I focus on the good, try to forget about the bad, and I even go as far as to tell myself a LOAD of lies. For example, my empty lifeless pit of a home, in my head, is now a bright happy warm place where all of my loved ones are, where I make homemade soup and bread, and we eat together while we square off at Bust-A-Move (a la last year).

Nonetheless, there is one thing I do have: Stacey Jane's pumpkin bread. Today we're spending the evening together so that we can, among other roommatey night together things, make the motherload. I did what I could to start cleaning out my freezer last night, and I'll keep working on it. No matter what the holidays really have in store, I always look forward to today, and now it's here. It's my sign that Thanksgiving is right on our heels and that I've got to keep reminding Stacey Jane about my "No Christmas decorations until after the Thanksgiving ones go down" rule as often as necessary.

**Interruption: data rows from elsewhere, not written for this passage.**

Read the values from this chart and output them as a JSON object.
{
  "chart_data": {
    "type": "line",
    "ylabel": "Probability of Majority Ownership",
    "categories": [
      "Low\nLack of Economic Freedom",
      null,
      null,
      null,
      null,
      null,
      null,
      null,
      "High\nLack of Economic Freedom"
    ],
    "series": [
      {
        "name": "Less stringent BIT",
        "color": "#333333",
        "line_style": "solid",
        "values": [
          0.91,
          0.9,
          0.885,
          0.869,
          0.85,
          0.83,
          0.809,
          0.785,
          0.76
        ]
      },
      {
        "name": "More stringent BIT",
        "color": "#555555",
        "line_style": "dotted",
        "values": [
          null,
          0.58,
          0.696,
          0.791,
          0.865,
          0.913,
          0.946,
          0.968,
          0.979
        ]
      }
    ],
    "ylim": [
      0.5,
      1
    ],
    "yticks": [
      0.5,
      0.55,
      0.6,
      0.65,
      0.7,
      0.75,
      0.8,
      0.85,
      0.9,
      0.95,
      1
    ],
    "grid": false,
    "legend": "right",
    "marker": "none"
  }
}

And that is why I love Christmas. The End.

Later that day: Errands went well. I found a winter coat that is goodness, yet could be afforded. In fact, it was afforded so well that I went and bought underwear and Rainbow Brite shoelaces. Also, while shopping for foodthings to facilitate our pumpkinbread making, I detoured into the Christmas aisles and bought myself Spiderman Christmas wrapping paper. Spidey's got a santa hat! It's cooler than it sounds, I promise!